A new grid technology is to go on trial in London in a project that could “redefine how the electricity grid works”.
Scotland-based company Faraday Grid has signed a deal with British distribution network operator UK Power Networks for it to trial its potentially ground-breaking technology, also called Faraday Grid.
Ian Cameron, head of innovation at UK Power Networks, said he recognised that “Faraday’s technology has the potential to be transformational for distribution networks and the wider energy system”.
The Faraday Grid is an autonomous, self-balancing network installed within an existing electricity grid. It comprises a network of independent autonomous hardware devices called Faraday Exchangers which operate in isolation and are independent of any central network management. As such, the exchanger is designed to replace the function of existing electricity network infrastructure such as transformers, converters, inverters and rectifiers.
Faraday Grid says its technology “is designed to automatically smooth the intermittency and volatility of renewable generation and new demands like electric vehicles, and reduce the need for backup generation and balancing services. Implemented at scale, it has the potential to double the amount of renewable generation a grid can carry.”
Faraday founder and chief executive Andrew Scobie said: “Energy systems around the world are going through unprecedented change to meet increasing demand for electricity in a sustainable way. Renewable energy has a critical role to play and it is crucial it is delivered at the lowest cost, so that the transformative benefits of electricity can continue to be enjoyed by all. The Faraday Grid is specifically designed to ensure energy systems are equipped to meet society’s need for affordable, secure and clean energy long into the future.”

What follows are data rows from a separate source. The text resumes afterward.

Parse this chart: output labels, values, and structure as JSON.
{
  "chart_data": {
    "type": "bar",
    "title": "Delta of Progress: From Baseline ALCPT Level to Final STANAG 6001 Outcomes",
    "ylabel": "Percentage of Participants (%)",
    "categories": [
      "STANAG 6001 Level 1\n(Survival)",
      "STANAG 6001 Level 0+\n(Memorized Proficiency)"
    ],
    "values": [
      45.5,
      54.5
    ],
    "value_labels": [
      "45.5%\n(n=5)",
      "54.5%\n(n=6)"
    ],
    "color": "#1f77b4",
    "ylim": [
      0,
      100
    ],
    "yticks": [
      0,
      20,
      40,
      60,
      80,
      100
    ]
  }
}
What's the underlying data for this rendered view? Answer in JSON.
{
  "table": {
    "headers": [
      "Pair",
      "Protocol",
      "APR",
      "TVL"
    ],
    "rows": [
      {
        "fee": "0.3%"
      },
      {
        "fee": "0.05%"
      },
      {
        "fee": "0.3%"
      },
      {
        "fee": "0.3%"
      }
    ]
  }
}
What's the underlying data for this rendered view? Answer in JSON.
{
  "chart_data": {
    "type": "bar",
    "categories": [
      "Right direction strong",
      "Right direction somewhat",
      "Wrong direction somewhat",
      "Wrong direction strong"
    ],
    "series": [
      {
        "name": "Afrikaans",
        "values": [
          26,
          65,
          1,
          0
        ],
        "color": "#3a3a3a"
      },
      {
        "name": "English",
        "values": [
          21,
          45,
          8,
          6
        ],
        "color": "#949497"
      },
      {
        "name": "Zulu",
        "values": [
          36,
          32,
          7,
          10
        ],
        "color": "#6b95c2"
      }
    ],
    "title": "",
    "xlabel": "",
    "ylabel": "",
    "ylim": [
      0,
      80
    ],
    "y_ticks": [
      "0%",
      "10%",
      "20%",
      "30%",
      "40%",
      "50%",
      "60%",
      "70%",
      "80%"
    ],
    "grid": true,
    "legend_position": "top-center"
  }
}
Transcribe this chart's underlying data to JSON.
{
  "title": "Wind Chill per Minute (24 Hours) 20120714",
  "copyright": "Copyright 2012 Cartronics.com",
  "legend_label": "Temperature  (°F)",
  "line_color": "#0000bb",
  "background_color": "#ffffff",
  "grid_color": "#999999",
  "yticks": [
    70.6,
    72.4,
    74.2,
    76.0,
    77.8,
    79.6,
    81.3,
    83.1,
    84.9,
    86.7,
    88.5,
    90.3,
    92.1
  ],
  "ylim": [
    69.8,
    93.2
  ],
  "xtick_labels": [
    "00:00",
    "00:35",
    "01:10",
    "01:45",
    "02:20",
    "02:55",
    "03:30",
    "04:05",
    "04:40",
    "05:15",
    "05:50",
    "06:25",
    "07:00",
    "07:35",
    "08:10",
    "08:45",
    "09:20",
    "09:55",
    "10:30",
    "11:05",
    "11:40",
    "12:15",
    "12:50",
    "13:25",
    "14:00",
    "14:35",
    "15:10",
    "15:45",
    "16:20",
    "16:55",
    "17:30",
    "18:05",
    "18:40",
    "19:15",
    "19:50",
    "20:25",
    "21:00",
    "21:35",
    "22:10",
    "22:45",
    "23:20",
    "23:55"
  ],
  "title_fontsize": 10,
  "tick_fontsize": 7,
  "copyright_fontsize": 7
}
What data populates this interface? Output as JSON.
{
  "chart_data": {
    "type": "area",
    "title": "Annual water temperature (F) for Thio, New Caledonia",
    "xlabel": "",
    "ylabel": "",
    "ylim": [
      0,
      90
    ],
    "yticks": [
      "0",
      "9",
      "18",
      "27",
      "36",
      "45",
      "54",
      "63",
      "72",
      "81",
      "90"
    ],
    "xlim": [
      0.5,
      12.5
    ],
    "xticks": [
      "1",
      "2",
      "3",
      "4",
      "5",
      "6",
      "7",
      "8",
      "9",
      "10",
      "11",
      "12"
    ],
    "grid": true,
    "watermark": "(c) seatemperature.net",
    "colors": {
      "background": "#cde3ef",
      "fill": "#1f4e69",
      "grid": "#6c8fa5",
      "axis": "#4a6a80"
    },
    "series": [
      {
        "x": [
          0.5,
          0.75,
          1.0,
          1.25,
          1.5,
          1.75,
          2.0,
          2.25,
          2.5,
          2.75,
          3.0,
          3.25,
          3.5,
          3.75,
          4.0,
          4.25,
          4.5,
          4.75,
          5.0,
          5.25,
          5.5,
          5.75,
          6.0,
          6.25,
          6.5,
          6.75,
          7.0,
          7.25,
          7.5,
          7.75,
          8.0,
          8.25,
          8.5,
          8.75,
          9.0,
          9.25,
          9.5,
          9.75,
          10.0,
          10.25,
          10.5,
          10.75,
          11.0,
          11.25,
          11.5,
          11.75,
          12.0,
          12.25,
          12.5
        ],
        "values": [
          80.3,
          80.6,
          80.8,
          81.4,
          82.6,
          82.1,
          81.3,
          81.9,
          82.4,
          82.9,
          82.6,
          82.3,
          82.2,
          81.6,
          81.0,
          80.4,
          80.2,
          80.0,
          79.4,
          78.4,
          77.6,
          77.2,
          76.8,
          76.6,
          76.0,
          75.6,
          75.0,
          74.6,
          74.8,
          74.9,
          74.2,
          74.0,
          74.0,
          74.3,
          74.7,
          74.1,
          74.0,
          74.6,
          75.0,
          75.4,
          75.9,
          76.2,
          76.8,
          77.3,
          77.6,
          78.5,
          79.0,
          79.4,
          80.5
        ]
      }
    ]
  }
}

He added that the project with UKPN “could redefine how the electricity grid works. The project aims to demonstrate how a Faraday Grid will create a smart, flexible electricity system that increases the capacity to deliver more renewable energy, such as wind and solar power at a lower cost to consumers.”
Cameron of UKPN added: “The technology is aligned to our ambition to become an energy platform business. We are delighted to be the company’s lead UK partner for testing and demonstrating its impacts in a distribution network.”